Yup- as others have said, looks like a 1.125" straight steerer and 9mm QR dropouts. That kind of fork should be pretty easy to find. I've been impressed with X-Fusion's recent products, personally. Don't overlook the comment above about the little chores involved with changing forks- setting the crown race and star nut, cutting the steerer tube and setting up your front brake again. None of that is too difficult, and there are loads of online info sources, so you shouldn't let that stop you if you're moderately handy. Upgrading is fun, and it makes the bike more your own. 

All that aside, like zeppy, I wonder if maybe you should give the fork a little more time if you've only been out a couple times. The important question is: do YOU think it's crap? I wouldn't worry too much about what you pick up while doing your research here.


----------



## gregers05 (Jan 30, 2013)

lots of good info guys, thanks!

i going to ride on it for a little while longer, until i get a little more comfortable with the more advanced trails. For the tails i am starting out on, the fork is okay, but definitely a little "spongy" or "springy" and the damping doesnt help at all. I just wanted to get an idea of what forks I should be looking at.

is there a write-up or something on changing forks? I am pretty mechanically inclined, so not worried about not being able to do it myself, just want to know what to expect.


----------



## zebrahum (Jun 29, 2005)

gregers05 said:


> lots of good info guys, thanks!
> 
> i going to ride on it for a little while longer, until i get a little more comfortable with the more advanced trails. For the tails i am starting out on, the fork is okay, but definitely a little "spongy" or "springy" and the damping doesnt help at all. I just wanted to get an idea of what forks I should be looking at.
> 
> is there a write-up or something on changing forks? I am pretty mechanically inclined, so not worried about not being able to do it myself, just want to know what to expect.

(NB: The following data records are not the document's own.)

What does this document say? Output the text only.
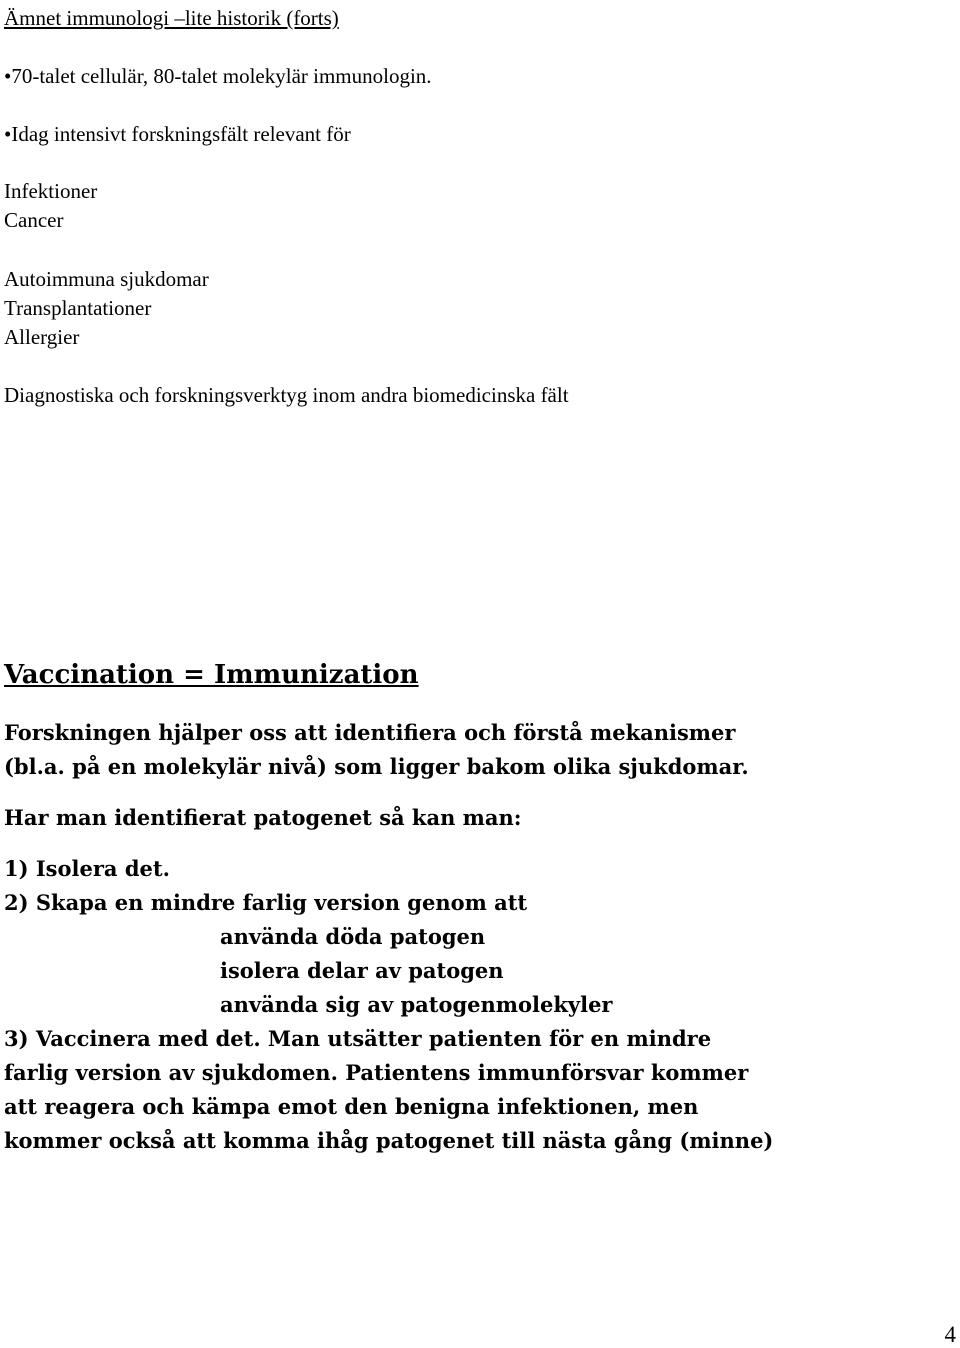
Ämnet immunologi –lite historik (forts)
•70-talet cellulär, 80-talet molekylär immunologin.
•Idag intensivt forskningsfält relevant för
Infektioner
Cancer
Autoimmuna sjukdomar
Transplantationer
Allergier
Diagnostiska och forskningsverktyg inom andra biomedicinska fält
Vaccination = Immunization
Forskningen hjälper oss att identifiera och förstå mekanismer
(bl.a. på en molekylär nivå) som ligger bakom olika sjukdomar.
Har man identifierat patogenet så kan man:
1) Isolera det.
2) Skapa en mindre farlig version genom att
använda döda patogen
isolera delar av patogen
använda sig av patogenmolekyler
3) Vaccinera med det. Man utsätter patienten för en mindre
farlig version av sjukdomen. Patientens immunförsvar kommer
att reagera och kämpa emot den benigna infektionen, men
kommer också att komma ihåg patogenet till nästa gång (minne)
4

I'll be honest, I didn't watch this all the way but it appears to be a good place to start:





From watching that, if you have any questions just post them up. At least by watching you'll have a good starting point to know what else you might want to ask.

The keys to buying a fork:
- Is the steerer tube the same diameter and type as you need? (1 1/8", tapered, 1.5"...)
- Is the fork built for your wheel size? (can't put a 29" mountain tire in a 26" fork)
- Is the fork the proper amount of travel for your frame? (typically not to exceed 20mm more than your current fork. May want to contact the manufacturer to see if changing travel affects your warranty. Changing travel changes the way the bike handles, be aware of what that means because it can be neutral, good, or bad depending on what you like.)
- Is the steerer tube at least as long as your current fork? (doesn't usually apply if buying new)
- Can the fork accept the same type of brake that you are using or plan to use?
- Is the fork you are buying an actual upgrade? I like to make sure I'm buying a fork that I can change the oil on and replace the seals myself. Even if the damping circuit was an improvement, if it's not user serviceable for typical service then I would pass on it. If you don't plan on doing service yourself then ignore that.


----------



## owensjs (May 21, 2009)

The Epicon from Suntour is a nice fork, but a little out of his budget at $275 for the 29er version with the upgrade program. Then he has to factor in that the Epicon is a 15mm Thru Axle fork...so he would need a new hub/wheel build just to be able to use it, which jacks the price up even more.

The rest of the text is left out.